The first time it actually occurred that it might be possible was when I noticed a unique plant, one that wasn’t like all the weeds I’d come to know. It came up on the side of a drainage ditch I’d made and it really wasn’t anything that special. I’m not even sure what made me notice it in the first place. After doing some research, I concluded it was a native shrub called ninebark but the next year it didn’t seem to be growing into a shrub. With so much more to do, I gave up trying to identify it but it was a turning point for me. I think it was the point I began stand back and watch instead of always just doing. It was a realization that nature could and should play a role in the development of my garden. And I could kind of help it along.

As the years went by I began to notice other unique plants.
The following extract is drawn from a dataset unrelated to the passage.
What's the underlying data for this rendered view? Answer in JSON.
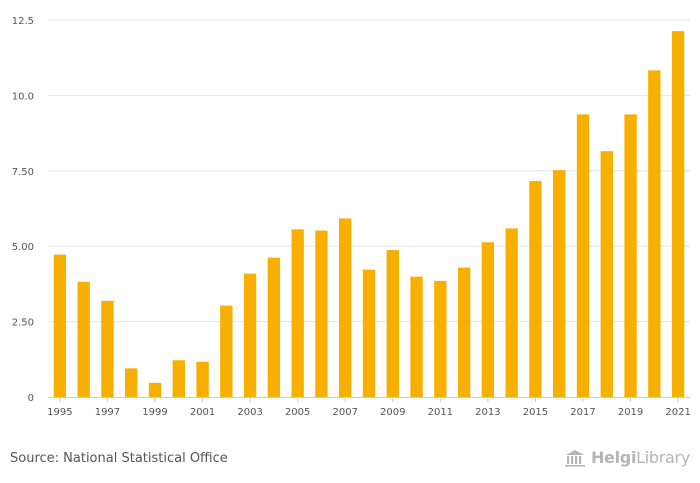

I allowed them to grow, identifying them when I got around to it. Now there are many native plants in my garden. Or at least I’m pretty sure they’re native. Plants that were planted by birds or animals or the wind. I feel like they are the plants that belong most in my garden. They may not be the most exotic or rare things. Some of them are stately, others may be considered weeds, but they are all tough, ecologically useful plants.

In the coming posts, categorized as What Comes Up, I’ll talk about these plants and what makes them special. As it turns out, I finally identified that plant that opened my eyes. It was white avens and that’s where I’ll start.

White Avens (Geum canadense)

After spending too much time searching the internet for this plant, I finally sent a few pictures to my local gardening extension and I had my answer within days. This is an interesting plant. It starts growing in winter with a bouquet of pretty leaves that spread out very close to the ground called basal leaves. In spring, a new set of bright green leaves grow on stems. Then come these tiny white flowers in late spring and finally, little burs by late summer. The Arkansas Native Plant Society has some great pictures and information about this plant. Bees, wasps, flies and aphids enjoy its flowers. I enjoy just knowing what it is.